Azure環境の整備
目的
OpenAIのモデルをクラウド環境にデプロイして、APIにプログラムからアクセスできるようにしたい。
クラウド環境においてOpen AIのモデルをデプロイしたいのであれば、Azureが現状では唯一の選択肢となる。
前提
Azureのアカウントを既に持っているものとする。
個人で試すには、Azureの無料アカウントが利用できる。
また、組織でAzureのテナントを持っている場合もあるだろう。
Azure OpenAI
OpenAIのモデルに関しては、Microsoft Azure上でデプロイできる。
Microsoft Azure上で、OpenAIの利用を申請していれば、OpenAIのモデルをデプロイして使うことができる。
Azureのリソース作成する際には、どのリージョンに作成するかを検討する必要がある。
Azureのリージョンごとに、使えるモデルが微妙に異なる。このあたりの情報については、ドキュメントを見ても追いついていないことが多いので、Azure CLIを使って情報を取得するのが確実である。コマンド az account list-locations でリージョンをリストアップしたあと、az cognitiveservices model list –location japaneast のように各リージョンを指定して、利用可能なモデルのリストを取得することができる。例えば、2024年7月23日現在、gpt-4oが使えるリージョンは、以下の通りである。
name regionalDisplayName
southafricanorth (Africa) South Africa North
australiaeast (Asia Pacific) Australia East
japaneast (Asia Pacific) Japan East
koreacentral (Asia Pacific) Korea Central
southindia (Asia Pacific) South India
canadaeast (Canada) Canada East
francecentral (Europe) France Central
germanywestcentral (Europe) Germany West Central
norwayeast (Europe) Norway East
polandcentral (Europe) Poland Central
swedencentral (Europe) Sweden Central
switzerlandnorth (Europe) Switzerland North
uksouth (Europe) UK South
westeurope (Europe) West Europe
brazilsouth (South America) Brazil South
eastus (US) East US
eastus2 (US) East US 2
northcentralus (US) North Central US
southcentralus (US) South Central US
westus (US) West US
westus3 (US) West US 3
リージョンによって、どれくらいのレイテンシーが発生するかはマイクロソフトのドキュメントに記載がある。日本と北米あるいはオーストラリアとの間では、およそ100ms以上のレイテンシーが発生するが、LLMのレスポンスが数秒以上かかることを考えれば、さほど気にはならないだろう。

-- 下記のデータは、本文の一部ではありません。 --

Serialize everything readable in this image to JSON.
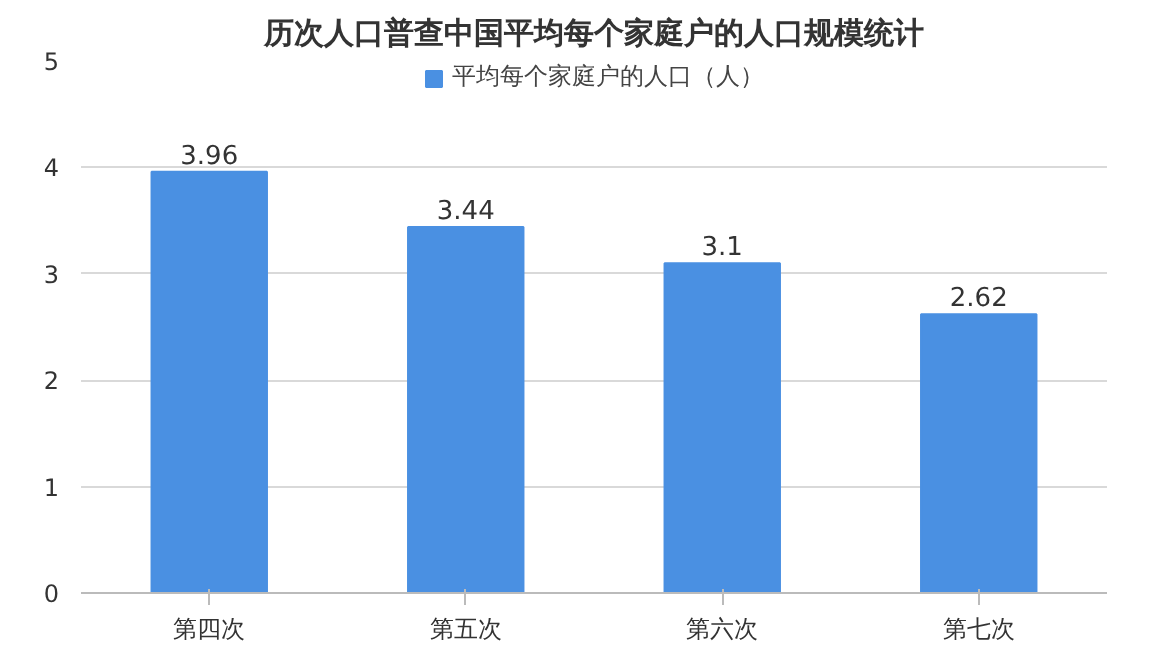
{
  "chart_data": {
    "type": "bar",
    "title": "历次人口普查中国平均每个家庭户的人口规模统计",
    "categories": [
      "第四次",
      "第五次",
      "第六次",
      "第七次"
    ],
    "series": [
      {
        "name": "平均每个家庭户的人口（人）",
        "color": "#4a90e2",
        "values": [
          3.96,
          3.44,
          3.1,
          2.62
        ]
      }
    ],
    "ylim": [
      0,
      5
    ],
    "yticks": [
      0,
      1,
      2,
      3,
      4,
      5
    ],
    "grid": "y",
    "legend": "top",
    "data_labels": true
  }
}
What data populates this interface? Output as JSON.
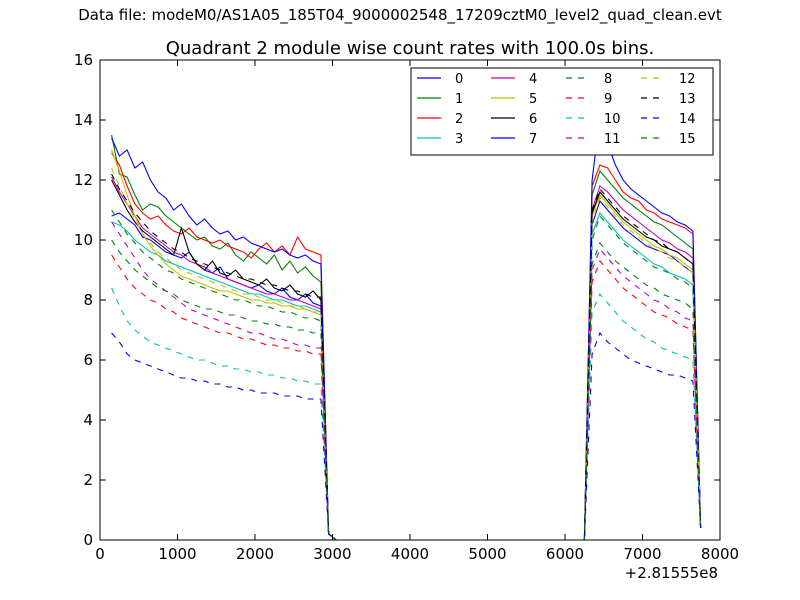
{
  "header": {
    "suptitle": "Data file: modeM0/AS1A05_185T04_9000002548_17209cztM0_level2_quad_clean.evt"
  },
  "chart_data": {
    "type": "line",
    "title": "Quadrant 2 module wise count rates with 100.0s bins.",
    "xlabel": "",
    "ylabel": "",
    "x_offset_label": "+2.81555e8",
    "xlim": [
      0,
      8000
    ],
    "ylim": [
      0,
      16
    ],
    "xticks": [
      0,
      1000,
      2000,
      3000,
      4000,
      5000,
      6000,
      7000,
      8000
    ],
    "yticks": [
      0,
      2,
      4,
      6,
      8,
      10,
      12,
      14,
      16
    ],
    "grid": false,
    "legend": {
      "placement": "top-right",
      "columns": 4
    },
    "x": [
      150,
      250,
      350,
      450,
      550,
      650,
      750,
      850,
      950,
      1050,
      1150,
      1250,
      1350,
      1450,
      1550,
      1650,
      1750,
      1850,
      1950,
      2050,
      2150,
      2250,
      2350,
      2450,
      2550,
      2650,
      2750,
      2850,
      2950,
      3050,
      3500,
      4000,
      4500,
      5000,
      5500,
      6000,
      6250,
      6350,
      6450,
      6550,
      6650,
      6750,
      6850,
      6950,
      7050,
      7150,
      7250,
      7350,
      7450,
      7550,
      7650,
      7750
    ],
    "series": [
      {
        "name": "0",
        "color": "#0000ff",
        "dash": "solid",
        "values": [
          10.8,
          10.9,
          10.7,
          10.5,
          10.1,
          10.0,
          9.8,
          9.6,
          9.5,
          9.4,
          9.6,
          9.2,
          9.0,
          8.9,
          9.1,
          8.7,
          8.6,
          8.5,
          8.4,
          8.5,
          8.3,
          8.2,
          8.4,
          8.1,
          8.0,
          8.2,
          7.9,
          7.8,
          0.2,
          0.0,
          0.0,
          0.0,
          0.0,
          0.0,
          0.0,
          0.0,
          0.0,
          10.5,
          11.3,
          11.0,
          10.7,
          10.4,
          10.2,
          10.0,
          9.8,
          9.7,
          9.6,
          9.5,
          9.3,
          9.1,
          8.9,
          0.4
        ]
      },
      {
        "name": "1",
        "color": "#008000",
        "dash": "solid",
        "values": [
          13.5,
          12.2,
          12.1,
          11.5,
          11.0,
          11.2,
          11.1,
          10.8,
          10.6,
          10.4,
          10.2,
          10.0,
          10.1,
          9.8,
          9.7,
          9.9,
          9.5,
          9.3,
          9.6,
          9.4,
          9.2,
          9.5,
          9.0,
          9.3,
          8.9,
          9.1,
          8.8,
          8.6,
          0.2,
          0.0,
          0.0,
          0.0,
          0.0,
          0.0,
          0.0,
          0.0,
          0.0,
          11.5,
          12.3,
          12.0,
          11.7,
          11.4,
          11.2,
          11.0,
          10.8,
          10.6,
          10.5,
          10.3,
          10.1,
          9.9,
          9.7,
          0.4
        ]
      },
      {
        "name": "2",
        "color": "#ff0000",
        "dash": "solid",
        "values": [
          12.9,
          12.5,
          11.8,
          11.2,
          10.9,
          10.7,
          10.8,
          10.5,
          10.3,
          10.2,
          10.4,
          10.1,
          10.0,
          9.9,
          10.0,
          9.8,
          9.7,
          9.6,
          9.4,
          9.7,
          9.9,
          9.6,
          9.8,
          9.5,
          10.1,
          9.7,
          9.6,
          9.5,
          0.2,
          0.0,
          0.0,
          0.0,
          0.0,
          0.0,
          0.0,
          0.0,
          0.0,
          11.8,
          12.5,
          12.4,
          12.0,
          11.6,
          11.4,
          11.3,
          11.0,
          10.9,
          10.7,
          10.6,
          10.5,
          10.4,
          10.2,
          0.4
        ]
      },
      {
        "name": "3",
        "color": "#00bfbf",
        "dash": "solid",
        "values": [
          10.6,
          10.5,
          10.3,
          10.0,
          9.8,
          9.6,
          9.5,
          9.3,
          9.2,
          9.1,
          9.0,
          8.9,
          8.8,
          8.7,
          8.6,
          8.5,
          8.4,
          8.3,
          8.2,
          8.2,
          8.1,
          8.0,
          8.0,
          7.9,
          7.8,
          7.8,
          7.7,
          7.6,
          0.2,
          0.0,
          0.0,
          0.0,
          0.0,
          0.0,
          0.0,
          0.0,
          0.0,
          10.2,
          10.9,
          10.6,
          10.3,
          10.0,
          9.8,
          9.6,
          9.4,
          9.2,
          9.1,
          8.9,
          8.8,
          8.7,
          8.5,
          0.4
        ]
      },
      {
        "name": "4",
        "color": "#bf00bf",
        "dash": "solid",
        "values": [
          12.1,
          11.6,
          11.2,
          10.8,
          10.4,
          10.2,
          10.0,
          9.8,
          9.6,
          9.5,
          9.3,
          9.2,
          9.1,
          8.9,
          8.8,
          8.7,
          8.6,
          8.5,
          8.4,
          8.3,
          8.2,
          8.2,
          8.1,
          8.0,
          8.0,
          7.9,
          7.8,
          7.7,
          0.2,
          0.0,
          0.0,
          0.0,
          0.0,
          0.0,
          0.0,
          0.0,
          0.0,
          11.0,
          11.8,
          11.6,
          11.3,
          11.0,
          10.8,
          10.6,
          10.4,
          10.2,
          10.0,
          9.9,
          9.7,
          9.6,
          9.4,
          0.4
        ]
      },
      {
        "name": "5",
        "color": "#bfbf00",
        "dash": "solid",
        "values": [
          13.0,
          12.3,
          11.5,
          10.8,
          10.2,
          9.8,
          9.5,
          9.2,
          9.0,
          8.8,
          8.7,
          8.6,
          8.5,
          8.4,
          8.3,
          8.3,
          8.2,
          8.1,
          8.0,
          8.0,
          7.9,
          7.9,
          7.8,
          7.8,
          7.7,
          7.7,
          7.6,
          7.5,
          0.2,
          0.0,
          0.0,
          0.0,
          0.0,
          0.0,
          0.0,
          0.0,
          0.0,
          10.8,
          11.5,
          11.2,
          10.9,
          10.6,
          10.4,
          10.2,
          10.0,
          9.8,
          9.7,
          9.5,
          9.4,
          9.2,
          9.0,
          0.4
        ]
      },
      {
        "name": "6",
        "color": "#000000",
        "dash": "solid",
        "values": [
          12.0,
          11.5,
          11.0,
          10.6,
          10.3,
          10.1,
          9.9,
          9.7,
          9.5,
          10.4,
          9.6,
          9.2,
          9.0,
          9.3,
          8.9,
          8.8,
          9.0,
          8.7,
          8.6,
          8.5,
          8.7,
          8.4,
          8.3,
          8.5,
          8.2,
          8.1,
          8.3,
          8.0,
          0.2,
          0.0,
          0.0,
          0.0,
          0.0,
          0.0,
          0.0,
          0.0,
          0.0,
          10.9,
          11.6,
          11.3,
          11.0,
          10.7,
          10.5,
          10.3,
          10.1,
          10.0,
          9.8,
          9.7,
          9.6,
          9.4,
          9.2,
          0.4
        ]
      },
      {
        "name": "7",
        "color": "#0000ff",
        "dash": "solid",
        "values": [
          13.4,
          12.8,
          13.0,
          12.4,
          12.6,
          12.0,
          11.6,
          11.4,
          11.0,
          11.2,
          10.8,
          10.5,
          10.7,
          10.4,
          10.2,
          10.3,
          10.0,
          10.1,
          9.9,
          9.8,
          9.7,
          9.6,
          9.7,
          9.5,
          9.4,
          9.5,
          9.3,
          9.2,
          0.2,
          0.0,
          0.0,
          0.0,
          0.0,
          0.0,
          0.0,
          0.0,
          0.0,
          12.0,
          14.1,
          13.2,
          12.5,
          12.0,
          11.7,
          11.5,
          11.3,
          11.1,
          10.9,
          10.8,
          10.6,
          10.5,
          10.3,
          0.4
        ]
      },
      {
        "name": "8",
        "color": "#008000",
        "dash": "dash",
        "values": [
          11.0,
          10.6,
          10.2,
          9.9,
          9.6,
          9.4,
          9.2,
          9.0,
          8.9,
          8.7,
          8.6,
          8.5,
          8.4,
          8.3,
          8.2,
          8.1,
          8.0,
          8.0,
          7.9,
          7.8,
          7.8,
          7.7,
          7.6,
          7.6,
          7.5,
          7.4,
          7.4,
          7.3,
          0.2,
          0.0,
          0.0,
          0.0,
          0.0,
          0.0,
          0.0,
          0.0,
          0.0,
          10.0,
          10.8,
          10.5,
          10.2,
          9.9,
          9.7,
          9.5,
          9.3,
          9.1,
          9.0,
          8.9,
          8.7,
          8.6,
          8.4,
          0.4
        ]
      },
      {
        "name": "9",
        "color": "#ff0000",
        "dash": "dash",
        "values": [
          9.5,
          9.1,
          8.7,
          8.4,
          8.2,
          8.0,
          7.9,
          7.7,
          7.6,
          7.4,
          7.3,
          7.2,
          7.1,
          7.0,
          6.9,
          6.9,
          6.8,
          6.7,
          6.7,
          6.6,
          6.5,
          6.5,
          6.4,
          6.4,
          6.3,
          6.3,
          6.2,
          6.2,
          0.2,
          0.0,
          0.0,
          0.0,
          0.0,
          0.0,
          0.0,
          0.0,
          0.0,
          8.6,
          9.3,
          9.0,
          8.7,
          8.4,
          8.2,
          8.0,
          7.8,
          7.6,
          7.5,
          7.4,
          7.2,
          7.1,
          7.0,
          0.4
        ]
      },
      {
        "name": "10",
        "color": "#00bfbf",
        "dash": "dash",
        "values": [
          8.4,
          7.8,
          7.3,
          7.0,
          6.8,
          6.6,
          6.5,
          6.4,
          6.3,
          6.2,
          6.1,
          6.0,
          6.0,
          5.9,
          5.8,
          5.8,
          5.7,
          5.7,
          5.6,
          5.6,
          5.5,
          5.5,
          5.4,
          5.4,
          5.3,
          5.3,
          5.2,
          5.2,
          0.2,
          0.0,
          0.0,
          0.0,
          0.0,
          0.0,
          0.0,
          0.0,
          0.0,
          7.6,
          8.2,
          7.9,
          7.6,
          7.3,
          7.1,
          6.9,
          6.7,
          6.6,
          6.4,
          6.3,
          6.2,
          6.1,
          6.0,
          0.4
        ]
      },
      {
        "name": "11",
        "color": "#bf00bf",
        "dash": "dash",
        "values": [
          10.6,
          10.2,
          9.8,
          9.4,
          9.0,
          8.7,
          8.5,
          8.3,
          8.1,
          7.9,
          7.7,
          7.6,
          7.5,
          7.4,
          7.3,
          7.2,
          7.1,
          7.0,
          6.9,
          6.9,
          6.8,
          6.7,
          6.7,
          6.6,
          6.5,
          6.5,
          6.4,
          6.4,
          0.2,
          0.0,
          0.0,
          0.0,
          0.0,
          0.0,
          0.0,
          0.0,
          0.0,
          9.0,
          9.7,
          9.4,
          9.1,
          8.8,
          8.6,
          8.4,
          8.2,
          8.0,
          7.9,
          7.7,
          7.6,
          7.4,
          7.3,
          0.4
        ]
      },
      {
        "name": "12",
        "color": "#bfbf00",
        "dash": "dash",
        "values": [
          12.4,
          11.8,
          11.2,
          10.7,
          10.2,
          9.9,
          9.6,
          9.4,
          9.2,
          9.0,
          8.9,
          8.8,
          8.7,
          8.6,
          8.5,
          8.4,
          8.3,
          8.2,
          8.2,
          8.1,
          8.0,
          8.0,
          7.9,
          7.8,
          7.8,
          7.7,
          7.6,
          7.6,
          0.2,
          0.0,
          0.0,
          0.0,
          0.0,
          0.0,
          0.0,
          0.0,
          0.0,
          10.6,
          11.4,
          11.1,
          10.8,
          10.5,
          10.3,
          10.1,
          9.9,
          9.7,
          9.6,
          9.4,
          9.3,
          9.1,
          8.9,
          0.4
        ]
      },
      {
        "name": "13",
        "color": "#000000",
        "dash": "dash",
        "values": [
          12.2,
          11.7,
          11.3,
          10.9,
          10.6,
          10.3,
          10.1,
          9.9,
          9.7,
          9.6,
          9.4,
          9.3,
          9.2,
          9.1,
          9.0,
          8.9,
          8.8,
          8.7,
          8.7,
          8.6,
          8.5,
          8.5,
          8.4,
          8.3,
          8.3,
          8.2,
          8.1,
          8.1,
          0.2,
          0.0,
          0.0,
          0.0,
          0.0,
          0.0,
          0.0,
          0.0,
          0.0,
          11.0,
          11.7,
          11.4,
          11.1,
          10.8,
          10.6,
          10.4,
          10.2,
          10.0,
          9.9,
          9.7,
          9.6,
          9.4,
          9.2,
          0.4
        ]
      },
      {
        "name": "14",
        "color": "#0000ff",
        "dash": "dash",
        "values": [
          6.9,
          6.6,
          6.2,
          6.0,
          5.9,
          5.8,
          5.7,
          5.6,
          5.5,
          5.4,
          5.4,
          5.3,
          5.3,
          5.2,
          5.2,
          5.1,
          5.1,
          5.0,
          5.0,
          4.9,
          4.9,
          4.9,
          4.8,
          4.8,
          4.8,
          4.7,
          4.7,
          4.7,
          0.2,
          0.0,
          0.0,
          0.0,
          0.0,
          0.0,
          0.0,
          0.0,
          0.0,
          6.2,
          6.9,
          6.6,
          6.4,
          6.2,
          6.0,
          5.9,
          5.8,
          5.7,
          5.6,
          5.5,
          5.5,
          5.4,
          5.3,
          0.4
        ]
      },
      {
        "name": "15",
        "color": "#008000",
        "dash": "dash",
        "values": [
          10.0,
          9.6,
          9.3,
          9.0,
          8.8,
          8.6,
          8.4,
          8.3,
          8.2,
          8.0,
          7.9,
          7.8,
          7.7,
          7.7,
          7.6,
          7.5,
          7.5,
          7.4,
          7.3,
          7.3,
          7.2,
          7.2,
          7.1,
          7.1,
          7.0,
          7.0,
          6.9,
          6.9,
          0.2,
          0.0,
          0.0,
          0.0,
          0.0,
          0.0,
          0.0,
          0.0,
          0.0,
          9.2,
          9.9,
          9.6,
          9.3,
          9.1,
          8.9,
          8.7,
          8.5,
          8.4,
          8.2,
          8.1,
          8.0,
          7.9,
          7.7,
          0.4
        ]
      }
    ]
  }
}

以下は、いくつかのOpenAIリソースを作成した状態である。リソース名がエンドポイントのURLに使われることに注意して名前を付ける必要がある。[テナント名]-[リージョン名]としておけば、分かりやすく、かぶることも少ないだろう。リソースが所属するリソースグループについては、必ずしもリソースと同じである必要はない。ここでは簡単のため、japaneastリージョンにopenaiリソースグループを1つ作成し、OpenAIリソースは全てそこに所属させることにした。作成した各リソースについて、異なるAPIキーが発行されることに注意する。
モデル名だけを見ていると、混乱することがある。小文字のモデル名とバージョンの組み合わせで確認する必要がある。例えばGPT3.5-Turbo(バージョン0613)の最大入力は4,096だが、バージョン1106だと16,385となっている。GPT3.5-Turbo-16k(バージョン0613)の最大入力が16,385だったが、同等の性能で半額になっているので、GPT3.5-Turbo-16kを選ぶ理由はない思われる。これを知らないと、つい-16kが付いたモデルを高性能だと思って選択してしまうかもしれない。同じ性能を持つモデルであっても、バージョンアップするごとに、費用が安くなっている。各モデルの費用は、以下の通りである (100万トークンあたりの料金)。
実際に利用可能なAPIを立ち上げるには、Azureポータルから、OpenAI Studioという別のサイトに移動して、特定のモデルをデプロイする必要がある。
ここで注意すべきことがあるとすれば、クオータの調整である。デフォルトの設定だと、クオータにすぐ達してしまい、レスポンスが返ってこないことがある。そこで、「1分当たりのトークンレート制限」を最大に設定した。デプロイの種類で「標準」と「グローバル標準」が選べるときは、「グローバル標準」を選択した。これによって、トラフィックが分散され、クオータが増えることになる。
モデルがデプロイできたら、プレイグラウンドで動作確認をすることができる。
また、「コードを表示」からPythonなどのサンプルコードを表示させることができる。
ローカル環境にPythonのopenaiライブラリーをインストールし、APIキーを環境変数として設定すれば、PythonコードからAPIを利用することができる。
実際の使用にあたっては、いくつかパラメータを調整した。temperatureは0、max_tokensは2048とした。